Convention was directly caused by the mass slaughter that the Nazi regime committed. The

Universal Declaration of Human Rights would not exist without the United Nations, which was

formed after WW2 and above-mentioned Nazi regime.

The Genocide Convention laid the final groundwork for equal rights for all. It criminalized

the stamping out of groups of people because the people in power believe that their race,

sexuality, country, etc. is superior or that the other group deserves to be wiped out.

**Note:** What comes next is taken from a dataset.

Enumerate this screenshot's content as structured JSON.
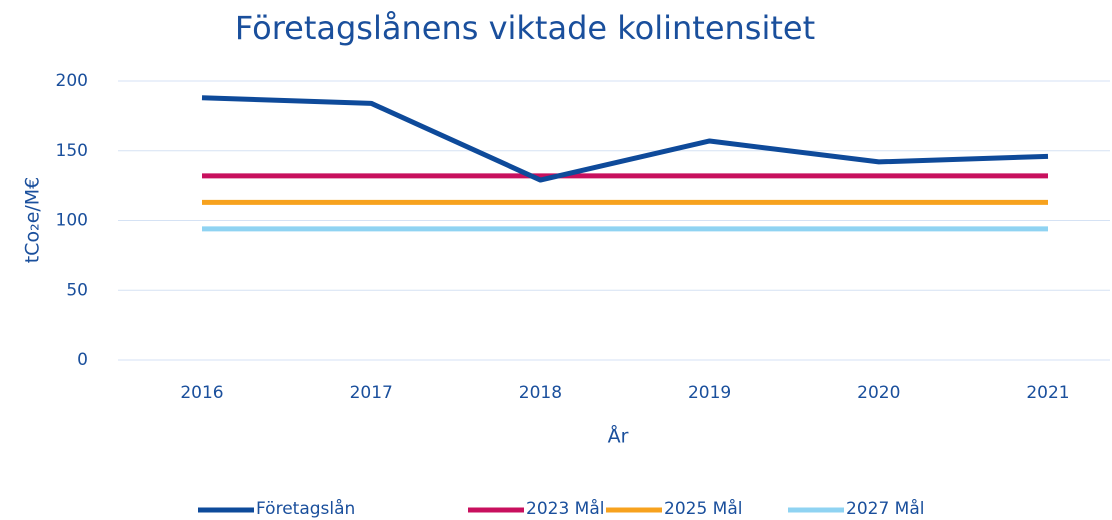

I feel compelled to mention one key fact: with all of the UN documents or any document

that deals with the rights of people that is not law of the land, although sometimes this applies

to law of the land documents (see the English Bill of Rights), there will be people who cherry-

pick what they want to adhere to. Everyone’s idea of universal human rights are different. A

person’s cultural background and the events they experience shape what they believe are fair

rights as well as the information they hear and the education they receive. In closing, the

Magna Carta, the English Bill of Rights, the Declaration of Independence, the French

Declaration of the Rights of Man and the Citizen, the UN Charter, and the Genocide Convention

built on top of each other and were the corner stones for the Universal Declaration of Human

Rights.
Works Cited

Ishay, M. (2012). The human rights reader: Major political essays, speeches, and documents

from ancient times to the present. New York ; London, NY: Routledge.